The Martial Arts are probably as old as civilization itself. Early writings in Babylonian
and Egyptian cultures depict men teaching young men the use of various weapons,
and fighting techniques. The ancient Aryan civilization that settled in modern India
wrote entire texts on war, and hand to hand fighting, and usage of various weapons.
Around 520 A.D. it is believed that an Indian monk named Bodhidharma migrated to
the Shaolin, a Buddhist monastery in China. There Bodhidharma sought enlightenment,
he separated himself from the monks of the temple, taking refuge in a secluded
mountain cave. In the cave he sat and meditated for hours at a time. During times that
he was not meditating he practiced a series of movements from an Indian sutra. These
movements were used for defense against wild animals and bandits. After nine years
of meditating, it is said that Bodhidharma reached enlightenment. He then returned to
the Shaolin temple.
In order to help the other monks of the temple reach enlightenment Bodhidharma taught
the meditation and self-defense techniques that he used while living in the cave.
Bodhidharma’s teachings at Shaolin is considered to be the birth of Wushu in China.
Eventually Wushu practice spread throughout China, with hundreds of different syles

In Japan the entire country entered into a state of feudalism with a fairly rigid caste
system. The leaders of various domains sponsored schools to be opened where their
Samurai could be trained in various arts such as sword fighting, spear fighting, hand to
hand fighting, and many other types of combat were taught. These schools were the
early beginnings of modern day Iaijutsu, Kenjutsu, Bojutsu, Soejutsu, Aikijutsu, and
Jujutsu. Samurai were also taught many other arts such as flower arranging,
horsemanship, and poetry. They were considered not to be just warriors, but warrior
gentlemen. The ways of these warrior gentlemen is called Bushido.

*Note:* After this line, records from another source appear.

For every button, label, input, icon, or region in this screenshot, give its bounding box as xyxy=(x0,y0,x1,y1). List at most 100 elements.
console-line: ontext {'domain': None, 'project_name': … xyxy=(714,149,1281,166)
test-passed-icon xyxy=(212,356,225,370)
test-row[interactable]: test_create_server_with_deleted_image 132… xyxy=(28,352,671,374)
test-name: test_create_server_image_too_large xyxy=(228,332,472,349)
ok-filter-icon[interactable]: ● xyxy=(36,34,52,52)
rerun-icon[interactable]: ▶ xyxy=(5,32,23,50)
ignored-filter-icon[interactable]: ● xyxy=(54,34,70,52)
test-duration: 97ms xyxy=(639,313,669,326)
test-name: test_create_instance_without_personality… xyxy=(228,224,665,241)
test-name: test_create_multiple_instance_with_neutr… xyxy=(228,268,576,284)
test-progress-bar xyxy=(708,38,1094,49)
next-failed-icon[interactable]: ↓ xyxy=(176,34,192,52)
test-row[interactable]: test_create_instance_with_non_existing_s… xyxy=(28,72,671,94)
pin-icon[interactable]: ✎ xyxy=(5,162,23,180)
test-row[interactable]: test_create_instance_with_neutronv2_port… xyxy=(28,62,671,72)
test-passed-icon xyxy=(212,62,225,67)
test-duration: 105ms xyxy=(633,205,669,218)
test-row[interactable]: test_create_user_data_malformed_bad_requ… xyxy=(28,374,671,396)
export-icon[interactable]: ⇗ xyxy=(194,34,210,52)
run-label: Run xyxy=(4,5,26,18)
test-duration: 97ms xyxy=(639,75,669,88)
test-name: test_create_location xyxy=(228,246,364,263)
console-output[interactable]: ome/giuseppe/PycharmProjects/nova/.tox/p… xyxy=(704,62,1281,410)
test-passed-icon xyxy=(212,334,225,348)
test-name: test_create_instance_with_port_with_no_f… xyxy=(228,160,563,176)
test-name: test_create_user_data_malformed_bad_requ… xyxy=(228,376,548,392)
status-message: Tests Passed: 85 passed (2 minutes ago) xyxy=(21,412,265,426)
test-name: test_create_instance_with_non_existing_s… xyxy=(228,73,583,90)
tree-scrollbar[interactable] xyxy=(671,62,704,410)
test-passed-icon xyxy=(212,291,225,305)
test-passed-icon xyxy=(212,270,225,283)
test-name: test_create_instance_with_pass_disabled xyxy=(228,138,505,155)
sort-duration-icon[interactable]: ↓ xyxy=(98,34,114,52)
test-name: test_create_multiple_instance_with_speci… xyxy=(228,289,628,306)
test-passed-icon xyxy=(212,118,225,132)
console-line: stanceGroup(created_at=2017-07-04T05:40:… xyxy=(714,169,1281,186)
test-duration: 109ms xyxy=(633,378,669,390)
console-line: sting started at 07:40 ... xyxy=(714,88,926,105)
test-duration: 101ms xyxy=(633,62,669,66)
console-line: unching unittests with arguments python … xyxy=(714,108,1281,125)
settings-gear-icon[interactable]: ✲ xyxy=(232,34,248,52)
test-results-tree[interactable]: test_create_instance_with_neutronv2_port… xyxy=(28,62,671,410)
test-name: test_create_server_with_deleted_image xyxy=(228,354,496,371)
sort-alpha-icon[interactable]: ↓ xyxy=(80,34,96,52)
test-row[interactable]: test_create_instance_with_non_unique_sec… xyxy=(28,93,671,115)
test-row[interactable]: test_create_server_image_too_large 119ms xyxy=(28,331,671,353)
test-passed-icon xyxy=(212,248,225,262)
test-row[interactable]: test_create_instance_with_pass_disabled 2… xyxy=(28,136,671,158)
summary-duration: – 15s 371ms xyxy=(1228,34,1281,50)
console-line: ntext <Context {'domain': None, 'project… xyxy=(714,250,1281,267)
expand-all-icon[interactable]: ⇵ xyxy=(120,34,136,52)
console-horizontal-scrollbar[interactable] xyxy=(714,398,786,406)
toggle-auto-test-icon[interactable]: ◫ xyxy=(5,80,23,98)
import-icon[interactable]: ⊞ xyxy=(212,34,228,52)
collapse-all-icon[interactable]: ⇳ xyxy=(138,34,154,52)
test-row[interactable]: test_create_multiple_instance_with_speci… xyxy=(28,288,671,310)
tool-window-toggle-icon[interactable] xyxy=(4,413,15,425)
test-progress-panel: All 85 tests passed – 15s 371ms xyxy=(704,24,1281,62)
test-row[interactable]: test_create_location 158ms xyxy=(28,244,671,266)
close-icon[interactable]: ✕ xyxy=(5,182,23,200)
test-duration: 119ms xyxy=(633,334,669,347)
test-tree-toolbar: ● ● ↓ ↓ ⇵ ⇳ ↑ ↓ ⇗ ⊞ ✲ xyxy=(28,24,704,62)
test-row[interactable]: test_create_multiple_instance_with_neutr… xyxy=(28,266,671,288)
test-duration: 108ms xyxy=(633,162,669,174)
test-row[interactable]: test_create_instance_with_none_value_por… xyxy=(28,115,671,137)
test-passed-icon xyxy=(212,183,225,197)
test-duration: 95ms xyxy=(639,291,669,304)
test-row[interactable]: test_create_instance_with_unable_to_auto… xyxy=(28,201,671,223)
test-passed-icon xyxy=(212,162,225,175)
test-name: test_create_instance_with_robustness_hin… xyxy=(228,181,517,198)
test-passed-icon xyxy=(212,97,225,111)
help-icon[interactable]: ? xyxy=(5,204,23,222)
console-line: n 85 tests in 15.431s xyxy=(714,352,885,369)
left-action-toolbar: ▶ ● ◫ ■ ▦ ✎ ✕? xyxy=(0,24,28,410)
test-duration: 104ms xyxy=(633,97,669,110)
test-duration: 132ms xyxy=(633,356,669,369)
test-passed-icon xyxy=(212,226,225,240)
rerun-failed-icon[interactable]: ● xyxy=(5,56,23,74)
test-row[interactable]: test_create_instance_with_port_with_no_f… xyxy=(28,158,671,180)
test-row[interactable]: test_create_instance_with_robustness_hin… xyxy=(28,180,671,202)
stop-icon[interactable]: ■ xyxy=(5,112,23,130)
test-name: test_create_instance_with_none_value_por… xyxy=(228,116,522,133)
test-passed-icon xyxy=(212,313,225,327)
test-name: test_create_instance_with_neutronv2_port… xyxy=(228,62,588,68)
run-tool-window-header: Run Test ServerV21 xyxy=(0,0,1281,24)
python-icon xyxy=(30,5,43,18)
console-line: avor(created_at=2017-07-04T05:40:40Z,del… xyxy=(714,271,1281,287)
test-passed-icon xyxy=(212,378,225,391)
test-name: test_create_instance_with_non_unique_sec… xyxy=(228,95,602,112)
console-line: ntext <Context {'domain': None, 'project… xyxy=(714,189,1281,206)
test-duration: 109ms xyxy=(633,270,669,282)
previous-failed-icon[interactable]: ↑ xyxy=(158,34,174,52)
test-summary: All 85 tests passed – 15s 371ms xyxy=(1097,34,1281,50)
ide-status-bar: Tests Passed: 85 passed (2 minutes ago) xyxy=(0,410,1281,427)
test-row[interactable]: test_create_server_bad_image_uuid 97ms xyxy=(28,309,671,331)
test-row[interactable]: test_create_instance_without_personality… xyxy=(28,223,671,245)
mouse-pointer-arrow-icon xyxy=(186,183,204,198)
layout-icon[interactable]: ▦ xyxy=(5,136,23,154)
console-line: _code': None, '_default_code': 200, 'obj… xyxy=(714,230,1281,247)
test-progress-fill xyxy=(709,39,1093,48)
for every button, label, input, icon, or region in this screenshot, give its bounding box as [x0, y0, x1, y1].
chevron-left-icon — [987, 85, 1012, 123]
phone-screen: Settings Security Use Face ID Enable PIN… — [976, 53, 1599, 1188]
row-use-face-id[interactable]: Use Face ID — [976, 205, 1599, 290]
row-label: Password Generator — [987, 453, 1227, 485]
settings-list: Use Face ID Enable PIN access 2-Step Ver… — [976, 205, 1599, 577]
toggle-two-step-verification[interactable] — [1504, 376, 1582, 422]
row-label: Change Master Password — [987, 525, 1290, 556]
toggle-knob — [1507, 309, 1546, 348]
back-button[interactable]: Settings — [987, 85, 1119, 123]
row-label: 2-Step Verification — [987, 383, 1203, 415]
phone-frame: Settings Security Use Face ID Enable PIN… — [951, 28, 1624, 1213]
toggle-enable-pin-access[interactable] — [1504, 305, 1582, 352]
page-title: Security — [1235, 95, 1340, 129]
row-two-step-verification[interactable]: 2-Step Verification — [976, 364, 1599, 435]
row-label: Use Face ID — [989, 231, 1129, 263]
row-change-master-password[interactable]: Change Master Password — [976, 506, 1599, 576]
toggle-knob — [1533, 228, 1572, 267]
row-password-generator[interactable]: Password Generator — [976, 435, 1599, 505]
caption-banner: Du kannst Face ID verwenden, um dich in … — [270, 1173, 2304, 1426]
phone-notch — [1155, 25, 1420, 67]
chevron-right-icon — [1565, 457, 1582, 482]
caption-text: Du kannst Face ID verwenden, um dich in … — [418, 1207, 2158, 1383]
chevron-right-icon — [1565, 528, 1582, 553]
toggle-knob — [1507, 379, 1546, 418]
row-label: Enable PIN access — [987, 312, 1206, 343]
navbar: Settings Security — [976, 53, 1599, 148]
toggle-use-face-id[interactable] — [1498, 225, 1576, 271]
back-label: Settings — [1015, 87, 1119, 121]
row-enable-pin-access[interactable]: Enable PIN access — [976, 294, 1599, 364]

In Okinawa, having been forbidden the use of weapons by the ruling Japanese, the
natives developed use of farm implement tools into weapon systems. Weapons such
as the bo (a six foot staff used to carry two pails of water), the sai (used to poke a hole
in the earth to plant seeds), the nunchukas (used to thrash grain). the Tonfa (used to
grind grains into flour), and the kama (a hand sickle used for harvesting crops) were
developed in secret to use against the Japanese.
As in China and Japan, unarmed combat was developed. Probably immigrants from
China were responsible for this, as for a long time the system was called Tote meaning
Chinese hands. Eventually it became known as Nahate.
In the 19th century an Okinawan named Kanryo Higashionna, a practitioner of Nahate, travelled to China. He spent many years there where he
learned various forms of Wushu. When he returned, years later, to Okinawa he blended the various forms of Wushu with the native Nahate.
Higashionna’s students later founded such styles as Goju Ryu, Shorin Ryu, and Shorei Ryu.

Around 1916 an Okinawan named Gichin Funakoshi traveled to Japan and eventually founded the Karate style of Shotokan. Funakoshi is
commonly regarded as the man who brought Karate to Japan.

In the 19th century many immigrants to the United States brought various systems of Martial Arts to the country. In the late 1950’s, masters of
different styles began touring and establishing schools throughout the USA.

Kano Jigoro, the founder of Judo, was concerned that older Japanese Bushido systems were on the verge of dying out. Kano sought to develop a
gentle style by removing all of the fatal techniques commonly taught in many Bushido systems.
Masutatsu Oyama, the founder of Kyokushinkai, sought to develop a less stylized system of Karate. He blended Goju Ryu Karate, Shotokan
Karate, Judo, and Chinese Kempo.
Hideyuki Ashihara, the founder of Ashihara, sought to develop a practical system of Karate for use as self-defense. He blended Kyokushinkai, and
various principles of motion.

Shinkyudo combines techniques and principles from all three of the above mentioned styles. The goal is to achieve a practical means of problem
solving for all facets of life, using Karate techniques only when no other means of problem solving exists.